If you’ve been diagnosed with Castleman disease, it helps to understand what to expect while you’re living with it and the best ways to take care of your health. That way, you can better manage your condition and daily activities.
Here are seven strategies to try.
1. Get to Know Your Health Care Team
Clear and honest communication between you and your doctor ensures better health care and better living. Remember: You are an important part of your care team. Never be afraid to call your doctor’s office to ask questions about your treatments, side effects, or other health concerns. Ask your primary care doc which specific specialists you will need to see. You may need to consult with several, including a surgeon, a hematologist (doctor who treats blood and lymph system disorders), a medical oncologist (a cancer specialist), and a radiation oncologist (a doctor who treats diseases with radiation).
2. Stick to Your Prescribed Treatment Plan
Castleman disease can affect one or many parts of the body. It is important to get treated right away. If you don’t, your immune system could get weaker over time, which raises your odds for serious, life-threatening infections. Stay in control of your disease by always taking medications as directed by your doctor. If one isn’t working for you or causes side effects that are hard to deal with, talk to your doctor about options.
3. Know How Long You’ll Need Treatment
Castleman disease that affects just one part of the body (called unicentric) can often be cured with surgery. But multicentric Castleman disease, which affects many parts of the body, can be harder to treat and may not go away. If you have this type, you may need to take medicine for the rest of your life.
Ask your doctor how often you will need treatment, how long a single treatment lasts, and where you’ll get it. Some treatments can be taken at home. For others, you’ll have to go to a medical center or hospital to get an IV.
4. Make Time for Follow-up Care
Regular checkups and health care are essential to good health when you’re living with Castleman disease. How often you need to see the doctor depends on the type of Castleman disease you have and the treatment you need or received. Ask how often you need to schedule an appointment. During your follow-up visits, the doctor will review your symptoms, and they’ll make sure your disease is under control. Your visits may include:
- Physical exams
- Blood and urine tests to check for therapy side effects
- Imaging tests, such as CT scans, to look for unusual lymph nodes or tissue
5. Understand Symptoms vs. Signs of Complications
Keep a symptom diary and bring it to every doctor’s appointment. Fatigue, fever, night sweats, and loss of appetite are common symptoms of multicentric Castleman disease (MCD). But they can also be a sign of certain cancers. Some people with widespread Castleman disease eventually get cancer of the lymph nodes (lymphoma) or in cells lining the lymph nodes or blood vessels (called Kaposi's sarcoma). So it’s important to know what’s normal for your disease and what’s not.

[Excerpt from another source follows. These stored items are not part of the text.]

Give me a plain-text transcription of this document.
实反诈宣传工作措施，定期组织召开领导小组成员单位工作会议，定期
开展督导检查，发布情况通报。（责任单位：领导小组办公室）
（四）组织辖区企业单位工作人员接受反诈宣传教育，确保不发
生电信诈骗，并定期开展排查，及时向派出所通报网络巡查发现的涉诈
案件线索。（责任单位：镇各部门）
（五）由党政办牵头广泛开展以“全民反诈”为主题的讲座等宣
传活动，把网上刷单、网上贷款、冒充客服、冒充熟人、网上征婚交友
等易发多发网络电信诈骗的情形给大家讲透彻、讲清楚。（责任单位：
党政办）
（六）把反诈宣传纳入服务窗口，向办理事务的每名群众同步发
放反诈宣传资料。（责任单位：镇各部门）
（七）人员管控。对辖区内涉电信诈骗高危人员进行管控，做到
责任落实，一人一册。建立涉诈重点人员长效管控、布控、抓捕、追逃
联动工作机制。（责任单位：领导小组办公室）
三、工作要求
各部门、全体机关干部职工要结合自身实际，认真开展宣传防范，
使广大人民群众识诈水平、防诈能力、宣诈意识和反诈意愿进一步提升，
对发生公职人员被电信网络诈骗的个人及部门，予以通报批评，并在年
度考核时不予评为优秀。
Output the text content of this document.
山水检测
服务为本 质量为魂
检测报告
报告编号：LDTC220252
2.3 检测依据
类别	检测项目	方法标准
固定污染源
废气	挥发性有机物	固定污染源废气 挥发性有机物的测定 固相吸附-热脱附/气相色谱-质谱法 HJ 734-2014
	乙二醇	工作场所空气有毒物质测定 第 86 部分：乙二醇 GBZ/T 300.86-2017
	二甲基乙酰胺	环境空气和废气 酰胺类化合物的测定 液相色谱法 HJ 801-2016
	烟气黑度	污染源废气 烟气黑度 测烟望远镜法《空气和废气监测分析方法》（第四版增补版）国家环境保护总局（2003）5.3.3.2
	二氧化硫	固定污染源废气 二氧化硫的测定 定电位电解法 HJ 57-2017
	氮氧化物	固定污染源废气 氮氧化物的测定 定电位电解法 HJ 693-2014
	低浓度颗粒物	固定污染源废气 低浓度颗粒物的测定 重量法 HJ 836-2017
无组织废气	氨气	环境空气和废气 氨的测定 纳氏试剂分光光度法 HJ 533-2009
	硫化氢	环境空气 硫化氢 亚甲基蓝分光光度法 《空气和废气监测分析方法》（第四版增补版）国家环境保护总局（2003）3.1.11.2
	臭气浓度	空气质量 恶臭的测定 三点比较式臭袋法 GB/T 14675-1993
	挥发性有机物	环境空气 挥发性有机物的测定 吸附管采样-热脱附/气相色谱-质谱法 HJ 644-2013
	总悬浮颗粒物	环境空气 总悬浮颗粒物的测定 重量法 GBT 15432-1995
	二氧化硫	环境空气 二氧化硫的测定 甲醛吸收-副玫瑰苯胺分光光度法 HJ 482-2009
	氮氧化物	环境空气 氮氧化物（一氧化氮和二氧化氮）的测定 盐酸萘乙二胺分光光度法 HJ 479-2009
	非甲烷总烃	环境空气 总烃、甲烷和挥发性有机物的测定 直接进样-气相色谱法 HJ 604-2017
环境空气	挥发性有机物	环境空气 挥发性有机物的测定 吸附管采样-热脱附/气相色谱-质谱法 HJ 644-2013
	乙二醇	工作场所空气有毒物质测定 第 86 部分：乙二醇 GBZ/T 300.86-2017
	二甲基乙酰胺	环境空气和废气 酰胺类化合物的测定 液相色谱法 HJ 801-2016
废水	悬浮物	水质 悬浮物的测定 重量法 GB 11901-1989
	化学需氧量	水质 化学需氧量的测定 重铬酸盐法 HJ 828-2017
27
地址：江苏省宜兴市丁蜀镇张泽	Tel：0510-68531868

Your doctor can tell you the specific warning signs to watch for. Always report a sudden flare in symptoms to your doctor. A flare doesn’t necessarily mean you have cancer. It may just mean the disease has come back, which is common for people with MCD.
6. Consider a Clinical Trial
Castleman disease is rare, so scientists are still learning about treatments that work -- or don’t. Clinical trials may be a good option for you if other treatments haven’t helped. A trial could let you try experimental treatments that might control your disease or help you feel better. You can search for one at www.clinicaltrials.gov.
7. Talk to Family and Friends
Castleman disease doesn’t always make you look sick. People may not know you don’t feel well. Talk to your loved ones about your disease and your treatment so they can better understand your journey and support you along the way.
You may find it helpful to join a support group, where you can talk to others who know about the disease and understand what you’re going through. RareConnect Castleman Disease Community is a joint project of the European Organisation for Rare Diseases (EURORDIS) and the National Organization for Rare Disorders (NORD) that lets people with Castleman disease interact with and learn from their peers and medical experts.